One of the ongoing – and most private – issues I address with people is the issue of anorexia. Anorexia is generally defined as a pathological refusal to eat. According to Dr. Walter Kaye, professor of psychiatry at the University of Pittsburgh, people with anorexia use starvation as a way to self-medicate. Apparently, starvation prevents tryptophan, an amino acid that produces serotonin, from getting into the brain. By not eating, anorexics reduce their serotonin activity, creating a sense of calm as they slowly die of malnutrition.
But these findings don’t tell us that anorexia is caused by anything physical. They only suggest that once a person begins to starve him- or herself, medical factors bring about a dangerous sense of calm in the midst of a life-threatening situation.
Historically, many psychotherapists have held that anorexia is the product of an achievement-oriented “Type A” personality in (typically) a young woman who has reached adolescence. Expecting too much of herself and feeling put-upon by the expectations of others, she seeks control by starving herself. In recent years, however, anorexia is showing up in nine- and ten-year-old kids across racial and socioeconomic spectra. Well, so much for cultural and environmental explanations.
Customarily, treatment has focused on a combination of medical and Neo-Freudian methods. The medical solution is to force-feed the patient in the hospital. Fine, of course, until the patient goes home. The Neo-Freudians encourage the anorexic to look at how the parents might have created this mess. That invariably fails, because blaming – whether right or wrong – is not the route to mental health.
Recent developments are shifting toward family-centered approaches where parents are encouraged to be strong with their kids. Consider this excerpt from a past article in Newsweek: “I told my daughter, ‘You’re going to hate this,’ says Mitzi Miles, whose daughter Kaleigh began struggling with anorexia at 10. She said, ‘I could never hate you, Mom.’ And I said, ‘We’ll see.’ The first dinner at the Miles home was a battle. But Mitzi, convinced by Kaleigh’s doctor that she was doing the right thing, didn’t back down. After 45 minutes of yelling and crying, Kaleigh began to eat. Over the next 20 weeks, Kaleigh attended weekly therapy sessions, and Mitzi got support from the doctors, who instructed her to allow Kaleigh to make more food choices on her own. Eleven months later, Kaleigh was able to maintain a normal weight.”

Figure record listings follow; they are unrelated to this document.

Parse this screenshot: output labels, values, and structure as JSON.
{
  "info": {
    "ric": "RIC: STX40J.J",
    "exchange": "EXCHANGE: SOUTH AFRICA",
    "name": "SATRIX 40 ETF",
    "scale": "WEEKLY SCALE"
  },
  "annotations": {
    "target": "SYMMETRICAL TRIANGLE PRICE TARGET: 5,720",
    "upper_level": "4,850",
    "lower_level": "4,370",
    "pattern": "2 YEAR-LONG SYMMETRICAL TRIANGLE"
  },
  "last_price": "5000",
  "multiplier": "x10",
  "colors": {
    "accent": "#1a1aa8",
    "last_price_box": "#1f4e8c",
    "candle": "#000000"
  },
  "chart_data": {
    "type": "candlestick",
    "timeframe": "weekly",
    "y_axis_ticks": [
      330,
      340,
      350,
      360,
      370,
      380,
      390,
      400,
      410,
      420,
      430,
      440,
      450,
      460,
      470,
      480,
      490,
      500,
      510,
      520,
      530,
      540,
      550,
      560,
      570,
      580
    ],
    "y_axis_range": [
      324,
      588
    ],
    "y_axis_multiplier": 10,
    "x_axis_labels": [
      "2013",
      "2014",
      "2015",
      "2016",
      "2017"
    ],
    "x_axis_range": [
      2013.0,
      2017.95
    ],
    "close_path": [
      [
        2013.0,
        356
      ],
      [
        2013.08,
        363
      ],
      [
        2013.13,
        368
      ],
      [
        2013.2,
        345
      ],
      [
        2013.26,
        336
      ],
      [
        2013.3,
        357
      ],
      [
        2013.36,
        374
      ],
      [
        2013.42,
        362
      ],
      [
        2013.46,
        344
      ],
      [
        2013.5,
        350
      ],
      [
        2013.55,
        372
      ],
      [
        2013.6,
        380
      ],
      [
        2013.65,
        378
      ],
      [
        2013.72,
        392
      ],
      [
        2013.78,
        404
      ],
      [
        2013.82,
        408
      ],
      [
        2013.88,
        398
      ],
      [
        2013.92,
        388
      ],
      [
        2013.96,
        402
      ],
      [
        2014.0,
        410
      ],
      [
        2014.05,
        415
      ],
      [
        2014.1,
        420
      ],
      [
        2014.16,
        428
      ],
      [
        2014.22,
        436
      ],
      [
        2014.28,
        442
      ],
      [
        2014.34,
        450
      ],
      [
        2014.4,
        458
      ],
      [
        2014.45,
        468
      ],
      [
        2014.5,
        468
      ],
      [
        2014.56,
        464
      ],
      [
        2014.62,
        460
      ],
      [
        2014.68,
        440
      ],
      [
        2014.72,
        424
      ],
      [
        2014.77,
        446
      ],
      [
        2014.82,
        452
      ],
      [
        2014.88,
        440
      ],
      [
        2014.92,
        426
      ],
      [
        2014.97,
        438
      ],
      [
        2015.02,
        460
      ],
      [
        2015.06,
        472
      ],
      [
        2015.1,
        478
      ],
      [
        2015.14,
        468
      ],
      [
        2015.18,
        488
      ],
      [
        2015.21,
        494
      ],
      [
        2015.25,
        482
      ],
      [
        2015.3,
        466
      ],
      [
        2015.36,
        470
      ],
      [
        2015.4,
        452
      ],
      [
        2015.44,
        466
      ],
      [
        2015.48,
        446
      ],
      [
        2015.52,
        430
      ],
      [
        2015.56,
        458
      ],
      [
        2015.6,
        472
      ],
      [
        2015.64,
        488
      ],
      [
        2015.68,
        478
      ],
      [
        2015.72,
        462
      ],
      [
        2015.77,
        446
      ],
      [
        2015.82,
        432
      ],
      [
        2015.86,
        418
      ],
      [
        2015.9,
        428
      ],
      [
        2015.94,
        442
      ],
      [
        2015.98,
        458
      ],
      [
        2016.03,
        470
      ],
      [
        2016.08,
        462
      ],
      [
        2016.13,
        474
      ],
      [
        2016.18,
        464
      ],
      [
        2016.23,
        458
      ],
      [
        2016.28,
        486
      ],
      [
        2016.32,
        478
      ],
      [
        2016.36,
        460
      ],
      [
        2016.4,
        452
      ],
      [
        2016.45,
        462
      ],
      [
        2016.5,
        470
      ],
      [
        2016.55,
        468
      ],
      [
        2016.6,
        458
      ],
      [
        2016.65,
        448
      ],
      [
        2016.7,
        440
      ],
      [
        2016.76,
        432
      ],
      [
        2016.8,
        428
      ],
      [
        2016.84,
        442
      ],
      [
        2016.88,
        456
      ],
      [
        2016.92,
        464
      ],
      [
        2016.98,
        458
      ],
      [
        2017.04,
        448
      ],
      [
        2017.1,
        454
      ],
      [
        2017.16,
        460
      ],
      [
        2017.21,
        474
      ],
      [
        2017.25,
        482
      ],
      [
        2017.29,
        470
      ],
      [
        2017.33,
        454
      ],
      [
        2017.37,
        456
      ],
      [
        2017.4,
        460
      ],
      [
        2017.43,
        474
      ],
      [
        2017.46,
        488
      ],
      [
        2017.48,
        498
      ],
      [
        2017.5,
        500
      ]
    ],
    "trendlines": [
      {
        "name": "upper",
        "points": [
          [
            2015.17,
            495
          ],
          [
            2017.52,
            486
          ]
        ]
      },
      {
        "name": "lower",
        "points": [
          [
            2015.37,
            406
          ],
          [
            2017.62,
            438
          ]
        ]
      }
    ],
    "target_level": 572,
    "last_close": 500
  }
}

The root premise here is (1) that parents must be involved, and (2) that objective reality overrides everything, including screaming and crying. Effective therapy flows from the principle that reality trumps emotions. Period. Parents are coached to be firm and unwavering. Mitzi operated on the premise of objective reality when she stayed the course with her daughter and quite literally forced her to eat. It’s not about authority; it’s about respecting reality, the core of mental health. When one’s desires contradict reality, especially in life-or-death situations, one must choose reality.
Of course, questions about this approach are already surfacing. For example, what if the parents are abusive? Then the child shouldn’t be with them. If the abuse is verbal rather than physical (and therefore not illegal), therapy should hold the parents accountable for their communication. Or, what if the child is already engaged in a power struggle with the parents and forcing her to eat only makes things worse? It’s doubtful that there are many things worse than death by starvation, but if a parent cannot effectively get anywhere, the only reasonable alternative is to put the child back in the hospital. But skilled therapists can often help families come up with other solutions, like the involvement of a trusted relative as a psychological buffer to break the deadlock.
This approach is consistent with other forms of child therapy. If a child develops a drug habit, a responsible parent will try to keep him or her away from drugs. Logic dictates the same when a child develops a starvation habit. Up until this breakthrough, parents and reality were ignored, so the misguided Freudian-based excuse-making and parent-bashing therapists took control.
That’s starting to change, and it’s good news not only for anorexics, but for psychotherapy in general.